- Born: August 24, 1875 Hamburg, Germany
- Died: November 17, 1971 (aged 96) Edison, New Jersey, U.S.
- Burial place: Clover Leaf Memorial Park Woodbridge, New Jersey
- Military career
- Allegiance: United States of America
- Branch: United States Navy
- Service years: 1898 - 1902
- Rank: Chief Machinist
- Unit: USS Newark
- Conflicts: Boxer Rebellion
- Awards: Medal of Honor

= Carl Emil Petersen =

United States Navy Medal of Honor recipient

Carl Emil Petersen (August 24, 1875 – November 17, 1971) was an American sailor serving in the United States Navy during the Boxer Rebellion who received the Medal of Honor for bravery.

==Biography==
Petersen was born August 24, 1875, in Hamburg, Germany, and after entering the navy in 1898 he was sent as a Chief Machinist to China to fight in the Boxer Rebellion.
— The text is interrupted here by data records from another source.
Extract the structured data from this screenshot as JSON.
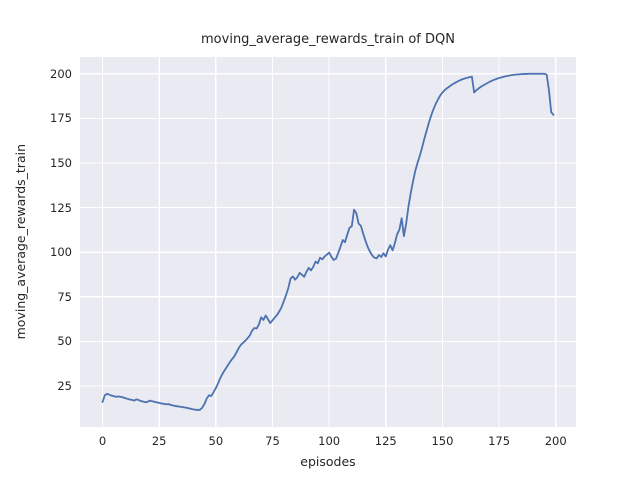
{
  "figure": {
    "title": "moving_average_rewards_train of DQN",
    "xlabel": "episodes",
    "ylabel": "moving_average_rewards_train"
  },
  "chart_data": {
    "type": "line",
    "title": "moving_average_rewards_train of DQN",
    "xlabel": "episodes",
    "ylabel": "moving_average_rewards_train",
    "x_ticks": [
      0,
      25,
      50,
      75,
      100,
      125,
      150,
      175,
      200
    ],
    "y_ticks": [
      25,
      50,
      75,
      100,
      125,
      150,
      175,
      200
    ],
    "xlim": [
      -9.95,
      208.95
    ],
    "ylim": [
      2.0,
      209.4
    ],
    "grid": true,
    "legend": "none",
    "colors": {
      "line": "#4c72b0",
      "axes_background": "#eaeaf2",
      "grid": "#ffffff",
      "figure_background": "#ffffff",
      "text": "#262626"
    },
    "series": [
      {
        "name": "moving_average_rewards_train",
        "x0": 0,
        "dx": 1,
        "y": [
          16.0,
          19.8,
          20.6,
          20.1,
          19.6,
          19.3,
          18.9,
          19.2,
          18.9,
          18.6,
          18.2,
          17.8,
          17.4,
          17.2,
          16.8,
          17.5,
          17.1,
          16.5,
          16.2,
          15.9,
          16.2,
          16.8,
          16.4,
          16.1,
          15.8,
          15.5,
          15.2,
          15.0,
          14.7,
          14.9,
          14.4,
          14.1,
          13.8,
          13.6,
          13.4,
          13.2,
          13.0,
          12.8,
          12.5,
          12.2,
          11.9,
          11.7,
          11.5,
          11.7,
          12.8,
          15.0,
          18.0,
          19.8,
          19.4,
          21.5,
          23.8,
          26.5,
          29.5,
          32.0,
          34.0,
          36.0,
          38.0,
          39.8,
          41.3,
          43.5,
          46.0,
          48.0,
          49.2,
          50.3,
          51.8,
          53.3,
          56.0,
          57.5,
          57.2,
          59.5,
          63.5,
          62.0,
          64.5,
          62.4,
          60.3,
          61.8,
          63.3,
          64.8,
          66.8,
          69.2,
          72.5,
          76.0,
          80.0,
          85.3,
          86.4,
          84.6,
          86.0,
          88.4,
          87.3,
          86.2,
          89.0,
          91.2,
          89.8,
          91.8,
          94.7,
          93.8,
          96.9,
          96.0,
          97.6,
          98.6,
          99.8,
          97.4,
          95.6,
          96.3,
          99.5,
          103.0,
          106.8,
          105.6,
          109.8,
          113.7,
          114.5,
          123.8,
          121.9,
          116.0,
          114.8,
          110.5,
          106.5,
          103.0,
          100.3,
          98.2,
          96.9,
          96.5,
          98.4,
          97.3,
          99.4,
          97.6,
          101.5,
          103.9,
          101.0,
          105.0,
          110.0,
          112.6,
          119.0,
          109.0,
          116.0,
          125.5,
          133.0,
          139.5,
          145.5,
          150.0,
          154.0,
          158.5,
          163.5,
          168.0,
          172.5,
          176.5,
          180.0,
          183.0,
          185.5,
          187.8,
          189.5,
          190.8,
          191.9,
          192.8,
          193.7,
          194.5,
          195.2,
          195.9,
          196.5,
          197.0,
          197.4,
          197.8,
          198.1,
          198.4,
          189.5,
          190.8,
          191.8,
          192.7,
          193.5,
          194.2,
          194.9,
          195.6,
          196.2,
          196.7,
          197.2,
          197.6,
          198.0,
          198.3,
          198.6,
          198.9,
          199.1,
          199.3,
          199.5,
          199.6,
          199.7,
          199.8,
          199.9,
          199.9,
          200.0,
          200.0,
          200.0,
          200.0,
          200.0,
          200.0,
          200.0,
          200.0,
          199.5,
          191.0,
          178.5,
          177.0
        ]
      }
    ]
  }
}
He left the navy in 1902.

He died November 17, 1971, and is buried in Clover Leaf Memorial Park in Woodbridge, New Jersey.

==Medal of Honor citation==
Rank and organization: Chief Machinist, U.S. Navy. Place and date: Peking, China, 28 June to 17 August 1900. Entered service at: New Jersey. Born: 24 August 1875, Hamburg, Germany. G.O. No.: 55, 19 July 1901.

Citation:

In the presence of the enemy during the action at Peking, China, 28 June to 17 August 1900. During this period Chief Machinist Petersen distinguished himself by meritorious conduct.